A l'unanimité, les juristes consultés par la mission d'information sur la pratique du port du voile intégral sont d'avis que l'ordre constitutionnel français exclut qu'une loi interdise le niqab et même le burqa (Le Monde, 13/11/2009, page 13). Voici un extrait de l'intervention de Monsieur de Bréchillon, professeur de droit public, devant la mission le 7 octobre dernier.
«*Le coeur de la dignité de la femme n'est-il pas précisément contenu dans l'exercice de son libre-arbitre, de sa liberté, y compris celle de porter la burqa si elle l'entend ? Mais vous demanderez : qu'en est-il des personnes, et notamment des femmes, qui ne sont pas vraiment libres ?

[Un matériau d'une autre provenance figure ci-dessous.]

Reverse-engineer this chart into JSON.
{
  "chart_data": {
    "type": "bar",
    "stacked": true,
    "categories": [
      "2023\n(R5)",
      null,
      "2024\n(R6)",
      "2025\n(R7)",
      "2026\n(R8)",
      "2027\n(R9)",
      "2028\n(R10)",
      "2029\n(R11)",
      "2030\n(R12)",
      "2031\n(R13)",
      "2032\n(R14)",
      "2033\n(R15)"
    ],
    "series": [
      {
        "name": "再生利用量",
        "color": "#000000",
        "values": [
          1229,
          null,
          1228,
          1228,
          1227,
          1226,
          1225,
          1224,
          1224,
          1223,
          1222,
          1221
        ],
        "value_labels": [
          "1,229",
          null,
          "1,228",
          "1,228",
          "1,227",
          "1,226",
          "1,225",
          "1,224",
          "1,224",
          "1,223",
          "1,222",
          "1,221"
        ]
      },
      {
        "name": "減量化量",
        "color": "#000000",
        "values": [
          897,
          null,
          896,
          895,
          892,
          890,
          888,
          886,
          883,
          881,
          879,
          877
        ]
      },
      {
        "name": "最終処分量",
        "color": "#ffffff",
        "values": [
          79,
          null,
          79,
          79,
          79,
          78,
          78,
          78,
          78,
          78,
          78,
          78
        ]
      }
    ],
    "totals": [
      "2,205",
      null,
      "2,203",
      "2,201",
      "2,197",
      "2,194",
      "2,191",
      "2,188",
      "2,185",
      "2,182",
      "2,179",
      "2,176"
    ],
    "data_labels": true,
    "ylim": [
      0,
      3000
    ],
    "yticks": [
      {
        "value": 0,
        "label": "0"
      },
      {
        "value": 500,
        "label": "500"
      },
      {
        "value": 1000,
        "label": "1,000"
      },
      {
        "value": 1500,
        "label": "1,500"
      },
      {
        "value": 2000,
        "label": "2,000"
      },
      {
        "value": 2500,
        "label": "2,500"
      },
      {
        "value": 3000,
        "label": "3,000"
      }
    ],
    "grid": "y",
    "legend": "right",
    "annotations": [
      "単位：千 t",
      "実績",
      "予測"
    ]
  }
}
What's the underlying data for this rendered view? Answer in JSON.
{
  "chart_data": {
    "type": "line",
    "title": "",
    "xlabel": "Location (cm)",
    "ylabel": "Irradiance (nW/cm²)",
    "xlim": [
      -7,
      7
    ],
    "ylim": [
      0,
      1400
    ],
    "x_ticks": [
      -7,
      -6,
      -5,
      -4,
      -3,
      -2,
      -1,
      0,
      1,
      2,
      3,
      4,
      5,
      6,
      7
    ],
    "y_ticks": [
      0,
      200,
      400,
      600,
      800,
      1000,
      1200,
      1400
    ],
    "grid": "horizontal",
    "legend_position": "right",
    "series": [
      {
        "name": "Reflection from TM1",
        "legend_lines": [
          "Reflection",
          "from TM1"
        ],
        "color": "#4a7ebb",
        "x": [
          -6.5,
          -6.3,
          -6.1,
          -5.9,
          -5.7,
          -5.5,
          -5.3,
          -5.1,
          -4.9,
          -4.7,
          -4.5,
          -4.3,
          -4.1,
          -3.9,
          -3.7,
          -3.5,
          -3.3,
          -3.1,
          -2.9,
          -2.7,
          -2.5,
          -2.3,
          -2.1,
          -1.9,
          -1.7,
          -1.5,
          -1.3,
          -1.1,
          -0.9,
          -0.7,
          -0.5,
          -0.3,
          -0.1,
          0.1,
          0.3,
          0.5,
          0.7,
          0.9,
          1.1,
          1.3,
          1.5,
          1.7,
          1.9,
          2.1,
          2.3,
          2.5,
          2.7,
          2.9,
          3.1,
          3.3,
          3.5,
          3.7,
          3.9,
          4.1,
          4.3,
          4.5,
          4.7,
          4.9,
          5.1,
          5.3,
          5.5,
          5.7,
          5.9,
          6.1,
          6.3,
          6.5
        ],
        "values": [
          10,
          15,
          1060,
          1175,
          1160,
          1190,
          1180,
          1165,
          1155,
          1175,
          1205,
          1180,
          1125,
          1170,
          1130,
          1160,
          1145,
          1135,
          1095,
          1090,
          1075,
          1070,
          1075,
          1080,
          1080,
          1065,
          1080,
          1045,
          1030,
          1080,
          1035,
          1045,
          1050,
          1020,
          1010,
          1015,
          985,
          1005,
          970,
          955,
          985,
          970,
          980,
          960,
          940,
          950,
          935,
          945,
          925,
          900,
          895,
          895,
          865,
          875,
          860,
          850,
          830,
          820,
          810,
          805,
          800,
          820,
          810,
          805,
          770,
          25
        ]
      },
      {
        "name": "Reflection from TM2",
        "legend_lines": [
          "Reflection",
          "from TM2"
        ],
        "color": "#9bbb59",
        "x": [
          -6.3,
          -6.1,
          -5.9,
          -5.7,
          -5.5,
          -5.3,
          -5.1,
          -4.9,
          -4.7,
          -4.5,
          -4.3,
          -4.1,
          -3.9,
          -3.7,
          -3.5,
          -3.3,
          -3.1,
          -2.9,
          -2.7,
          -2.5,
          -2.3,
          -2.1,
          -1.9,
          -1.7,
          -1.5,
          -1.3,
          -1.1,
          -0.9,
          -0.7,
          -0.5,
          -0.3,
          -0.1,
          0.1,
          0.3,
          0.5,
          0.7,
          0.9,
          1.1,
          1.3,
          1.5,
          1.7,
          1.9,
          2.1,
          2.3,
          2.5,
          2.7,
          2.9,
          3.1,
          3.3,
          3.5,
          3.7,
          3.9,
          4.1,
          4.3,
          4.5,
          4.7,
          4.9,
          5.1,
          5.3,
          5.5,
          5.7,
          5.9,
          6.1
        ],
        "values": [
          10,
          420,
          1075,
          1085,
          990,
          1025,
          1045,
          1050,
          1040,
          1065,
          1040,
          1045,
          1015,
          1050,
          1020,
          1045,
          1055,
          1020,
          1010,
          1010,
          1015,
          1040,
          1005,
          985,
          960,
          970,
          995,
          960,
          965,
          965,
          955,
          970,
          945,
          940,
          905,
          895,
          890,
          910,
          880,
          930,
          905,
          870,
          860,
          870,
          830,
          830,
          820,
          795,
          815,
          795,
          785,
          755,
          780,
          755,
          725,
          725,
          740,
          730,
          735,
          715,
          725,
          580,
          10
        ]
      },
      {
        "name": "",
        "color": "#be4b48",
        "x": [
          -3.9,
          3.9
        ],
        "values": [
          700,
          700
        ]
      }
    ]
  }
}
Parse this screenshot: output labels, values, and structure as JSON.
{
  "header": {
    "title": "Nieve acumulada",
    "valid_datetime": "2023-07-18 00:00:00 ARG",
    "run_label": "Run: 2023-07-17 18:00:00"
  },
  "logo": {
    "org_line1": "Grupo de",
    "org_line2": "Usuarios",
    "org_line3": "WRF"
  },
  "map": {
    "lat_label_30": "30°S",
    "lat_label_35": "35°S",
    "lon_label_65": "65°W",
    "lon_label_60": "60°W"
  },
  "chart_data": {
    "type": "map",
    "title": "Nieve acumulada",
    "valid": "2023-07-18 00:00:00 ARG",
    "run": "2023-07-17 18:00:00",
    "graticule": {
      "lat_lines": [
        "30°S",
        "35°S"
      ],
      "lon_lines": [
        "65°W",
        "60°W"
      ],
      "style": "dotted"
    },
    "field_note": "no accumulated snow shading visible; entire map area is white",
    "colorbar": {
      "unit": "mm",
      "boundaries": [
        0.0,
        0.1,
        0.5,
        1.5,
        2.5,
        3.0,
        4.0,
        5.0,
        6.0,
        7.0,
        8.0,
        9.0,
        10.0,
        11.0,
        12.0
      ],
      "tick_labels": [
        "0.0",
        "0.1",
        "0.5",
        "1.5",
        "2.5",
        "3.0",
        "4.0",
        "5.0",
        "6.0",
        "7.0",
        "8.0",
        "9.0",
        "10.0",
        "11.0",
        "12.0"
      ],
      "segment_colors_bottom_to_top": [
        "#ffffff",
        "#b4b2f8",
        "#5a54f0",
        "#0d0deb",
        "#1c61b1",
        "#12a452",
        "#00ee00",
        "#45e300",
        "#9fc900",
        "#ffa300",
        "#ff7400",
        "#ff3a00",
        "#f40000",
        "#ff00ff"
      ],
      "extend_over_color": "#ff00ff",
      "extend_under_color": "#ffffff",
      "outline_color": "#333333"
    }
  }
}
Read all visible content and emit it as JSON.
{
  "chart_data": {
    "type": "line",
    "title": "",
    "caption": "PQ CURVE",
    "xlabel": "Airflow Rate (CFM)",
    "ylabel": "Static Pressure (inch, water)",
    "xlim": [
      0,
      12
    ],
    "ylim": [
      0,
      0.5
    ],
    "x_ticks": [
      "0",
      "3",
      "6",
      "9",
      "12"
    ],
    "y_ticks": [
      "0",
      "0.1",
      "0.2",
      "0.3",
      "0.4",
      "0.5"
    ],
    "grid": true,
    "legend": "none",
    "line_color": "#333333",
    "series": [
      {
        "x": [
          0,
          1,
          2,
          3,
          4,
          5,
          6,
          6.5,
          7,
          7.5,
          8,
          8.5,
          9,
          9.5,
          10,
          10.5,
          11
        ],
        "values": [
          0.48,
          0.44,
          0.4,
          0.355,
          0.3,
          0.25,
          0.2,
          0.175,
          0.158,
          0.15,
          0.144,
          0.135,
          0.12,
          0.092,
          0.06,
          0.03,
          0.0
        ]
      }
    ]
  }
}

Je n'ai pas de réponse rassurante et confortable à cette question. Mais j'ai une réponse politique et juridique. Nous savons que, bien souvent, la liberté est une fiction ; que beaucoup de gens ne sont pas réellement libres ― d'ailleurs pour de multiples raisons, familiales, sociales, économiques, ou autres. Mais cela ne change pas grand-chose à notre problème précis. Le lot des démocraties est forcément de vivre dans la fiction du libre-arbitre des gens, même si nous savons que cette fiction en est bien une. Et cela, parce que nous ne pouvons ni ne savons faire autrement. (...)
La liberté est une fiction. Mais c'est une fiction que les démocraties s'honorent de ne renverser que si elles ont de très bonnes raisons de le faire, et de ne renverser qu'en usant de procédures contraignantes, afin de doter la personne intéressée des meilleures garanties de protection, comme dans la mise sous tutelle ou dans l'hospitalisation d'office par exemple.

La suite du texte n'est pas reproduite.